The full 2020 ride schedule and details will be posted here soon.
Until then, you can read up on orientation day and the overnight cities below!
Pequot Lakes, MN
Saturday, July 11 Kick-off and check-in
4:00 – 7:30 PM Riders arrive / check in
5:00 – 7:30 PM Dinner provided
6:30 – 7:15 PM New Rider Welcome & Orientation
7:30 – 8:30 PM Full Group Welcome & Orientation – All riders and volunteers
July 12-18, 2020
- Overnight accommodations provided in each city on the route
- Breakfast, dinner and rest stop snacks provided for participants
July 11-13: Pequot Lakes
July 13-15: Bemidji (bike.home. affiliate)
July 15-17: Menahga
July 17-18: Pillager
July 18: Pequot Lakes (Finish line celebration)
This year’s route will take us through beautiful North West Minnesota!
Pequot Lakes: Our beginning and ending point is in Pequot Lakes, a town of 2,000 just north of Brainerd. According to the Pequot Lakes Heritage Preservation Commission, the city once called Sibley and Frogtown was renamed as Pequot in 1900. The Pequot Indians are a tribe that used to dominate southeastern New England before the English colonists arrived. While no Pequot tribe members lived in Minnesota, they spoke an Algonquian language related to that of the local Chippewa (Ojibwe) tribes.

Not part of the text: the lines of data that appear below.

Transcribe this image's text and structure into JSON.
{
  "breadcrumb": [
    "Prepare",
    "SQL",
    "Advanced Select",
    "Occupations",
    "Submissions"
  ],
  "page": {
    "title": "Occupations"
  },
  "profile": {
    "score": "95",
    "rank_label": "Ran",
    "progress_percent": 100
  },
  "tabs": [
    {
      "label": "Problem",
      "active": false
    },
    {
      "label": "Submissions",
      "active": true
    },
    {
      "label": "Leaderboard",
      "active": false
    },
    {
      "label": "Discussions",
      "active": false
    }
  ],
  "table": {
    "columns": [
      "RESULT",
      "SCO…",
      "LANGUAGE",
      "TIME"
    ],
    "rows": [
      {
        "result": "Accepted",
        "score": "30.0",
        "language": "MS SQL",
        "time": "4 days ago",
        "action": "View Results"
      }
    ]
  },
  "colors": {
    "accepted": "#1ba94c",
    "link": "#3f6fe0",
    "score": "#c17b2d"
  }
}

Beginning in 1938, Pequot Lakes annually hosts the Bean Hole Days festival in July. It is centered around an old tradition of cooking beans in pots in pits. The festival originally began when store owners in the town hosted a bean feed for the local farmers, and the tradition continued. Over the years, new traditions were created, such as giving pots Scandinavian names like Ole and Sven, and electing a Bean Hole Days “King” and “Queen.”
Bemidji: is a larger town with around 15,000 citizens. Its name derives from the Ojibwe Buh-mid-ji-ga-maug, meaning “a lake with crossing waters”. Bemidji Township was organized in 1896 and is the oldest township in the county. In 1897, the county attorney declared the original Bemidji township organization illegal (no reason given) and the township reorganized June 26, 1897.
Art Lee created the story that the folkloric figure Paul Bunyan came from the Northwoods which then led to the creation of the famous statues of Paul Bunyan and Babe the Blue Ox. The Paul and Babe statues are “the second most photographed statues in America” surpassed only by Mount Rushmore. The Statue of Paul Bunyan was commissioned by the Bemidji’s Rotarians as another tourist attraction. It was unveiled January 15, 1937, to kick off a Winter Carnival that drew over ten thousand visitors.
Menahga: is our next stop on the ride and has a population of 1,300 citizens. Menahga was platted in 1891. The name Menahga came for the Ojibwe language meaning “there are (many) blueberries”. The cities river received a similar name, Blueberry River, and flows just north of the downtown area.
This beautiful city is also the birth place of the writer-illustrator Wallace Wood, best known as one of the original five Mad cartoonists. Wood’s childhood in Menahga was documented by Bhob Stewart in the illustrated biography, Against the Grain: Mad Artist Wallace Wood .
Pillager: is our last stop before we circle back to Pequot Lakes. The city is small but mighty with a population of 470 citizens. Pillager was first settled in 1886 with a station of the Northern Pacific Railroad, a general store, a hotel, and a blacksmith; it incorporated as a village on September 4, 1900 and its post office was established in 1886. It’s name came from the Pillager Band of Chippewa Indians, who are a historical band of Chippewa (Ojibwe) settled at the headwaters of the Mississippi River in present-day Minnesota through the treaty process with the United States.